News of the preliminary phase I results build on histology data from a recent SARS-CoV-2 hamster challenge study that showed that animals that received two doses of the oral tablet vaccine had reduced lung inflammation in comparison to unvaccinated hamsters.

The company also reported data, published in Nature Medicine, from a collaboration with Stanford University scientists on its COVID-19 vaccine candidates. Stanford’s in vitro human organoid system generated immune responses to three of the company’s candidates, enabling Vaxart to narrow its selection of a vaccine construct.

Updating investors on its financial condition on Feb. 3, Vaxart reported that its cash and cash equivalents as of Dec. 31 was about $126.9 million.

In July 2020, the U.S. Attorney’s Office for the Northern District of California provided a grand jury subpoena to the company seeking information pertaining to the NHP study of its COVID-19 vaccine as well as “certain corporate, financing and stock transactions.” The investigation was later transferred to the Office of the U.S. Attorney for the Eastern District of New York and the Fraud Section of Main Justice, triggering a similar grand jury subpoena from DOJ, the company reported in its most recent 10-Q filing.

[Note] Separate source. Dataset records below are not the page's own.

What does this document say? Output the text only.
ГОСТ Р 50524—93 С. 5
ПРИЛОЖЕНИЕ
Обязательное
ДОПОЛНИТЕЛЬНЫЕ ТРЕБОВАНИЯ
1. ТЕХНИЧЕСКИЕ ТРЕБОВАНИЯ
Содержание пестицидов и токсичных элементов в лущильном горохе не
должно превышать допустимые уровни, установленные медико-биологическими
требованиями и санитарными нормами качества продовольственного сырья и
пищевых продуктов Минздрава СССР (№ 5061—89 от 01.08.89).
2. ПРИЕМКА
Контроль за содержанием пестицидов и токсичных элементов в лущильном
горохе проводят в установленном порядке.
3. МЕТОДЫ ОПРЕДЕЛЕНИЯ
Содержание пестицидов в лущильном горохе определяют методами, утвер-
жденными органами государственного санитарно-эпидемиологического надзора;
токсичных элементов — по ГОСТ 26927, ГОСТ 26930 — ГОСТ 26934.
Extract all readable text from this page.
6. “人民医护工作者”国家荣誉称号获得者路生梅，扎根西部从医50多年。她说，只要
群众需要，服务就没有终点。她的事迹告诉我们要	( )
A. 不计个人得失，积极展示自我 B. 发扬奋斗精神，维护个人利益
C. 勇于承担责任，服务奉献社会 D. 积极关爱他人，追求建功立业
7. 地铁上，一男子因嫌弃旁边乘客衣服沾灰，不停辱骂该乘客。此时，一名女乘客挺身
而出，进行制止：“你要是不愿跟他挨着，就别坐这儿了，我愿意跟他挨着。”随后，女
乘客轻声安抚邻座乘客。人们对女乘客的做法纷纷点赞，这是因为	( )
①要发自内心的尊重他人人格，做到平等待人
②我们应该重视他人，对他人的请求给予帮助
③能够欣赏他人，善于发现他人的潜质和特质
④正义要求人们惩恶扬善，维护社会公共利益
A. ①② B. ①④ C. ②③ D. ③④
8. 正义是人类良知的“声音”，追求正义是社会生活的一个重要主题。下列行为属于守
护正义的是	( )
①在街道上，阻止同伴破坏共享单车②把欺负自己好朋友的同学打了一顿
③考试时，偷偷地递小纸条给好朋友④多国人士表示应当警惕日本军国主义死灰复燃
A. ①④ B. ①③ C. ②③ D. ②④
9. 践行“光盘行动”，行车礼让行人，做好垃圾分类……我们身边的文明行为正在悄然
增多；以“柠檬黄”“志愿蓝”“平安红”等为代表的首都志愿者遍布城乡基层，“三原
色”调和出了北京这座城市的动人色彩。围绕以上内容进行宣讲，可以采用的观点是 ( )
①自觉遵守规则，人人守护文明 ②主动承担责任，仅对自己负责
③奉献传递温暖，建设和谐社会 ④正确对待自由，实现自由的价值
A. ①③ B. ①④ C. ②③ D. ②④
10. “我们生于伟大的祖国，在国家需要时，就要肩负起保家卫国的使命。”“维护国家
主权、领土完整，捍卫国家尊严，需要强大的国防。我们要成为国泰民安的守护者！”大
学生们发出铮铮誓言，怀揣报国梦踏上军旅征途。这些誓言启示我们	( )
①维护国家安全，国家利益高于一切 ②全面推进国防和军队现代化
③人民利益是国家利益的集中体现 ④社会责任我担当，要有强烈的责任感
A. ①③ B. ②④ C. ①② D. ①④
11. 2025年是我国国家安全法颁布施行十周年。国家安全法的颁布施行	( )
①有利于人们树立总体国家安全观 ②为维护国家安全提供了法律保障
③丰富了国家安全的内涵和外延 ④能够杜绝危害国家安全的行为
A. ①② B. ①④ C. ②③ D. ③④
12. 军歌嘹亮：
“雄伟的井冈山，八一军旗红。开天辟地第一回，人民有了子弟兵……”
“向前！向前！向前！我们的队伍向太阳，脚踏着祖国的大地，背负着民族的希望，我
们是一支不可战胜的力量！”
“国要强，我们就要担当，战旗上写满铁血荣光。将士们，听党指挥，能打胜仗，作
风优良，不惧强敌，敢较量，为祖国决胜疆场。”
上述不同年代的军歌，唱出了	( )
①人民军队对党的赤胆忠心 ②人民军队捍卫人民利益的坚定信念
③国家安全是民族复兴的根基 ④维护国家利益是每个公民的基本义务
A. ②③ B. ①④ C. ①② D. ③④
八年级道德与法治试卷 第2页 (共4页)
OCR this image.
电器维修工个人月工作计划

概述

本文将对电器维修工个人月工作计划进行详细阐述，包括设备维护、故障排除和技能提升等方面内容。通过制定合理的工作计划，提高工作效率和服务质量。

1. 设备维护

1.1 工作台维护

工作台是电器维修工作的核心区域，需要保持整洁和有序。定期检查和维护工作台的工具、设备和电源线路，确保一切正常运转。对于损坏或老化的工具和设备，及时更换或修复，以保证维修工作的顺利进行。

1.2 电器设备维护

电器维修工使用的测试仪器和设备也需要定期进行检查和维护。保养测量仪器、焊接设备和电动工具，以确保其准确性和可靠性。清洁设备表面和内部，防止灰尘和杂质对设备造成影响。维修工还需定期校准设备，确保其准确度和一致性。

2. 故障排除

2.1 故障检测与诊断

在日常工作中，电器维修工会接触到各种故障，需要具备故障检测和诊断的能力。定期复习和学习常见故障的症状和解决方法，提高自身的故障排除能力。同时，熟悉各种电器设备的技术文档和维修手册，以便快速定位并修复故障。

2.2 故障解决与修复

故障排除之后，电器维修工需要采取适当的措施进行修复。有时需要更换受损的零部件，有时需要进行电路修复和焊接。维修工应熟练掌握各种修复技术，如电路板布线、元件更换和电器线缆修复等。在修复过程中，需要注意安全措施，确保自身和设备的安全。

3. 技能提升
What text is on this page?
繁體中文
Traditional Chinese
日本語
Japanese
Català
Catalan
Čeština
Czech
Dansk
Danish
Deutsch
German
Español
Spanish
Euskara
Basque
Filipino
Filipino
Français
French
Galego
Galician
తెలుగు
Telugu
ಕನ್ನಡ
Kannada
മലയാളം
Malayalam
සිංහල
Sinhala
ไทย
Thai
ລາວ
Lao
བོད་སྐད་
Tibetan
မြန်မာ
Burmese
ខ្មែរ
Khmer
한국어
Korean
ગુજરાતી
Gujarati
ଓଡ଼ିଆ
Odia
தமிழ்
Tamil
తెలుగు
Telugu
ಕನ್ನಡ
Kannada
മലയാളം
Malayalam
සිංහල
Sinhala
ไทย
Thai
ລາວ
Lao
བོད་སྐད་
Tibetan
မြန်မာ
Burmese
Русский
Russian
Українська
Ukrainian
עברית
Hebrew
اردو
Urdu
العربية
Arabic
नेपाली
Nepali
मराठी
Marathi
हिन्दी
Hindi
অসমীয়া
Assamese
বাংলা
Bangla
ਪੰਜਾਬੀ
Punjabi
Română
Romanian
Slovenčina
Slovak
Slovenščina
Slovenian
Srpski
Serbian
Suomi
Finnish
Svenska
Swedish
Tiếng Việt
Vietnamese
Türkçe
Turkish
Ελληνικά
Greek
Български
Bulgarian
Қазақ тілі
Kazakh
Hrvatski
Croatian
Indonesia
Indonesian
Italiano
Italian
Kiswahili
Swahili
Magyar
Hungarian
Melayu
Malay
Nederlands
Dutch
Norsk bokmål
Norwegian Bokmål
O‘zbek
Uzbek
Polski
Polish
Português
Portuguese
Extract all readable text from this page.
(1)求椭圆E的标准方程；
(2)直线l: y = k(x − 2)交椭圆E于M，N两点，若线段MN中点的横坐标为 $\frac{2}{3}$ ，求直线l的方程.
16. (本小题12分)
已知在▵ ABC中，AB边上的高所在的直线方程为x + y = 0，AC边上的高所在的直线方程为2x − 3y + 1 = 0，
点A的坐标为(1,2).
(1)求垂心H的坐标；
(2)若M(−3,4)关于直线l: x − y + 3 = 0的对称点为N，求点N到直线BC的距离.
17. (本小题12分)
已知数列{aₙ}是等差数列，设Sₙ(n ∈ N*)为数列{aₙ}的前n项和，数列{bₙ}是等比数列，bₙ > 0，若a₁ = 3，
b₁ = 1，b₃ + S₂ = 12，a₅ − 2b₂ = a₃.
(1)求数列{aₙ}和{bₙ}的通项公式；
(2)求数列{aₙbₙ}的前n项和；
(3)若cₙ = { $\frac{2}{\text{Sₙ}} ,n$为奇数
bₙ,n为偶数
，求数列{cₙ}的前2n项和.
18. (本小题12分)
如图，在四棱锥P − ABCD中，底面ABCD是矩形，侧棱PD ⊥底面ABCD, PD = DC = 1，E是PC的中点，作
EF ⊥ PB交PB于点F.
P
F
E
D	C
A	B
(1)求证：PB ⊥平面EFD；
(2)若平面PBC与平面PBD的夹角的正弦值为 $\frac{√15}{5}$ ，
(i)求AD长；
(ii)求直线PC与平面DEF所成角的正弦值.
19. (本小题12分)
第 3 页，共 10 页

Also, in August 2020, the Enforcement Division of the SEC requested that the company provide information relating to its participation in the NHP, advising Vaxart that the “informal, non-public fact-finding inquiry should not be construed as an indication that we or anyone else has violated the law or that the SEC has any negative opinion of any person, entity or security,” the company disclosed.

The current status of the investigation wasn’t immediately clear and hasn’t been discussed in further company regulatory filings.